IT was a considerable step up for Wesleyan Methodists in Blackburn when in 1879 they left the humble preaching room in Dukes Brow -- identified in this pre-war photograph (above, right) by the church-style windows of the Dukes Hall above Frank Pinder's grocer's shop -- for the splendid new gothic-style Trinity Chapel which opened that year down the hill on the corner of Preston New Road and Montague Street.

Pictured (bottom left) with the now-gone old High School for Girls to its right, the church, with its 155ft spire, was to be a Blackburn landmark for almost 100 years until it was demolished in 1965 to make way for the petrol filling station that now occupies the site.

But when the Wesleyans' eventual progress there from the preaching room that they had first occupied in 1874 was marked by the fixing of the very top stone on the Trinity's church's steeple in June, 1878 -- with its first minister, the Rev TD Anderson and trustee, solicitor John Robert Fletcher being hoisted up through the scaffolding to perform the ceremony before a crowd of spectators -- they had gone past a milestone unique in the Methodist Church's history in Blackburn.

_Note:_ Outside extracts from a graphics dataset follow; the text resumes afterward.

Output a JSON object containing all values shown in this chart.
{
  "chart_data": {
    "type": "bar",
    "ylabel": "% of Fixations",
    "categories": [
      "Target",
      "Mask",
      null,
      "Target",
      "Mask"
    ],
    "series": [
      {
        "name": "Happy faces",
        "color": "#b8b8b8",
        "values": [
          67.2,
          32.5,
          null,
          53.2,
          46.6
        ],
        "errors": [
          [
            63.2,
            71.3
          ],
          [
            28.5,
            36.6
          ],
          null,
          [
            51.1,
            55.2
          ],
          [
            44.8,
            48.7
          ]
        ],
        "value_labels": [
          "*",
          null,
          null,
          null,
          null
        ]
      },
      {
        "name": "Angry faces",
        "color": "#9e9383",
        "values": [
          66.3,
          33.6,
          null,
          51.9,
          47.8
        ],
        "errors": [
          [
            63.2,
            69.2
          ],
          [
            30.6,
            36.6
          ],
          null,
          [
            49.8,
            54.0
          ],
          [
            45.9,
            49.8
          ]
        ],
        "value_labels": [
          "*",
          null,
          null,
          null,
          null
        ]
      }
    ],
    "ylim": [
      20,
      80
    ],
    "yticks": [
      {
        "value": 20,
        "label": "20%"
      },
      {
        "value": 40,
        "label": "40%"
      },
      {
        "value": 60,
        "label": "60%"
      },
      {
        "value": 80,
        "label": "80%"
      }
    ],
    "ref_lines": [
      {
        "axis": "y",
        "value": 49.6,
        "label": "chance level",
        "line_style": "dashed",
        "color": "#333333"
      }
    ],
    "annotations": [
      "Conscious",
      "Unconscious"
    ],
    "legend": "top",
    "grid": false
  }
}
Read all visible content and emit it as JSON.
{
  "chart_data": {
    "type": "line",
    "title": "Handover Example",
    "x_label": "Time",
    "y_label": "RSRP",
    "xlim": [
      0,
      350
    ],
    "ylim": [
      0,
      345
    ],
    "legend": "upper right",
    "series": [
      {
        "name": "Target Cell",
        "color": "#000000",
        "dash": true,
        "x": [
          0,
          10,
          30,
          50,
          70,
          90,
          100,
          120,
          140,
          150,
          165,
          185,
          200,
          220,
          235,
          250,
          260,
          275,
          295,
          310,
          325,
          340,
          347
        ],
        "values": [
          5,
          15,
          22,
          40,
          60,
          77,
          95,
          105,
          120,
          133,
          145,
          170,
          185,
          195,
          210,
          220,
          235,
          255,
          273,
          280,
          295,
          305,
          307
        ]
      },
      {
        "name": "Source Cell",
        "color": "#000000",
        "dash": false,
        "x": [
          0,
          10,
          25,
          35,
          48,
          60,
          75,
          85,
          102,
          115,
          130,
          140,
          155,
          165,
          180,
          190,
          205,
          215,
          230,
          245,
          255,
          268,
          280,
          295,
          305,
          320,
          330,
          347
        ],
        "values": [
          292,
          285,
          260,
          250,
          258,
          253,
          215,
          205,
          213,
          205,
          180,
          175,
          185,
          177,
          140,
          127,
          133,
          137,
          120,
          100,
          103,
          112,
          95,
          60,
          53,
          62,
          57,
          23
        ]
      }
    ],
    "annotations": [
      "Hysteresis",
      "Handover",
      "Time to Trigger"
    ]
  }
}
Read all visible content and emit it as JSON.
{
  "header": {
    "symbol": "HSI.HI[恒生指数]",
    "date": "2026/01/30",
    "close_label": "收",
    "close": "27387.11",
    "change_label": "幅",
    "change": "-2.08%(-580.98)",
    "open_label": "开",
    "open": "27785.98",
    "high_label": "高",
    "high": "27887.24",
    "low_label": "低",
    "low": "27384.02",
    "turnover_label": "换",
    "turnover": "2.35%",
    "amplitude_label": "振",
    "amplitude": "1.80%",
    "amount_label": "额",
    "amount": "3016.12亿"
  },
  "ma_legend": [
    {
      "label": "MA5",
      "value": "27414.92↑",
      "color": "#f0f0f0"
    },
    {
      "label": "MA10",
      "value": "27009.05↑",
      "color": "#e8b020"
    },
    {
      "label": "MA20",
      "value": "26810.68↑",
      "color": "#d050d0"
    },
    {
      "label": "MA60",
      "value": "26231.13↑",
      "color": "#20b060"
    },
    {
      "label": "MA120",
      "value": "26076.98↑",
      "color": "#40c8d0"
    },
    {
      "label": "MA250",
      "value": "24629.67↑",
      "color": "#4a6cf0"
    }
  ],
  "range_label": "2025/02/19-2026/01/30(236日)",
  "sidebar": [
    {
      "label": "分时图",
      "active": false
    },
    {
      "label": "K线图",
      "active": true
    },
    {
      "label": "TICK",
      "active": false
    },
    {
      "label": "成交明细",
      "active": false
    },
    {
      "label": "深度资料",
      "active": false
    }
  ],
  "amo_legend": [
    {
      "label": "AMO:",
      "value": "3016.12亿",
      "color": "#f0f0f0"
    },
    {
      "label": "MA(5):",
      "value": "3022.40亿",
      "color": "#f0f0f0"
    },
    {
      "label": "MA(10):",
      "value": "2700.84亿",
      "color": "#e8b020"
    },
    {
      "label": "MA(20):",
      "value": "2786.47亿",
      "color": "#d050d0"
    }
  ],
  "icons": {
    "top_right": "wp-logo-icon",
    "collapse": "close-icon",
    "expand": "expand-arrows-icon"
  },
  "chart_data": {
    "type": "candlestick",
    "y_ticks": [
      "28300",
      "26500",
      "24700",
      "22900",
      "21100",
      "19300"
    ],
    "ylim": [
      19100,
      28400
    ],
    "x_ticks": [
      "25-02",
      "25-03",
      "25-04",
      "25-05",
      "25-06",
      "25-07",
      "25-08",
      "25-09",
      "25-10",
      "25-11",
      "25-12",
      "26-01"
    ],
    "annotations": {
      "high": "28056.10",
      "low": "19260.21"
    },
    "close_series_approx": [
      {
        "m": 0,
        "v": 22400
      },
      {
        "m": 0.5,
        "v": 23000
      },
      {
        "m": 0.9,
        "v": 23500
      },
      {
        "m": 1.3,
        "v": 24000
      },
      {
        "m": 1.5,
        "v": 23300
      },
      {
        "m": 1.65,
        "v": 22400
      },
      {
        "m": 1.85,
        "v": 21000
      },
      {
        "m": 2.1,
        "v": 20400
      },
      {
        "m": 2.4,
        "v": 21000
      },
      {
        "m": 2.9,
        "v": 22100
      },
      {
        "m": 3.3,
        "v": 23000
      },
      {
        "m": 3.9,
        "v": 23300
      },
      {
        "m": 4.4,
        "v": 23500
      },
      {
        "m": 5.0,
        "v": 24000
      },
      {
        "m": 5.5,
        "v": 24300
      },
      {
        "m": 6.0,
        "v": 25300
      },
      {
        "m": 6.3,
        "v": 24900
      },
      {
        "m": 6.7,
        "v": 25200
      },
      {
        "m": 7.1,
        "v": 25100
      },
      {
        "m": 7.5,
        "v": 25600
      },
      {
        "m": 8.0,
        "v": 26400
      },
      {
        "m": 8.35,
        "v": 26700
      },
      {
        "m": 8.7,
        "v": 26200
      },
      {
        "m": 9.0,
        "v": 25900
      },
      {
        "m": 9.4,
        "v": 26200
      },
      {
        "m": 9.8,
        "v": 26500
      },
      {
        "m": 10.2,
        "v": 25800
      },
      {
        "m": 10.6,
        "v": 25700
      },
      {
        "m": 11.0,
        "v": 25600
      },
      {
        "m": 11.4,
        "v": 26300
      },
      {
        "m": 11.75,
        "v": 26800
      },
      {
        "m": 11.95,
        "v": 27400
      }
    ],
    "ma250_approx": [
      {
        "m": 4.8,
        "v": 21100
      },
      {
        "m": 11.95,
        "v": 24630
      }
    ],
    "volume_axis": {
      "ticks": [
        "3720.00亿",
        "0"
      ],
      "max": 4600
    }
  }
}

And a major one it was, too -- marking the rare condonation of a practice that was normally frowned by its members... gambling.

But evidently it was considered a lesser evil leading to a greater good because the cost of the new church project was considerable -- the chapel, the Sunday School built with it and the site cost the then-immense sum of almost £16,000. And towards it went almost £2,100 -- a record at the time -- raised at a great five-day bazaar held at Blackburn Town Hall in May, 1877, a feature of which was a raffle with some splendid prizes. The top one -- which, arguably, gave the raffle the Victorian equivalent of a Win-A-Car lure -- was a "handsome, four-wheeled carriage" donated by bazaar committee secretary Thomas Lewis, the coachbuilder husband of Elizabeth Ann Lewis, who became famed in beery Blackburn as the "Drunkard's Friend" temperance campaigner whose rousing meetings enticed thousands into signing the pledge.

Nor did Mr Lewis's own anti-drink principles prevent him from inviting Blackburn brewer Daniel Thwaites, then one of the town's MPs, to be one of the event's patrons. Another paradox was that the beer magnate Thwaites was a trustee of the land purchased for Trinity Chapel, despite a clause being added to the deed of transfer stipulating that no public house should be erected on the site.

The other principal prizes in the raffle included a piano given by Mr Gillibrand, the organist of the Wesleyans' "parent" chapel in Clayton Street and a "handsome fire grate with a hearth of splendid tiles and surmounted with a marble cornice."

But this was the only temptation of its sort the town's Methodist community would ever permit.

For, said a history of the Trinity church on its 50th anniversary: "This was the first bazaar the Wesleyans in Blackburn had organised; raffling was allowed, but at no similar function of the Wesleyans in Blackburn has it been permitted since."

And even without the attraction of a big-prize raffle, they were able to raise even more in the future.

For the building of the Trinity chapel was part of an extension scheme the church had begun in Blackburn to not only build the new church in Preston New Road, but also rebuild the crumbling Clayton Street chapel in the town centre and free the other chapels in the town's Wesleyan circuit from debt. That aim was realised by the staging of another bazaar -- this time, at the Exchange Hall in King William Street which is today's Apollo cinema complex -- over four days in October, 1896, which raised more than £3,000 for the achievement of the goal.

With its closure in early 1964, the Trinity Chapel was merged with the Paradise United Methodist Church in town-centre Feilden Street (bottom right) which dated from 1836 and was rebuilt in 1871-72 and which, in turn, was pulled down to make way for the Wesley Hall new Blackburn Central Methodist Mission which opened two years later in 1972.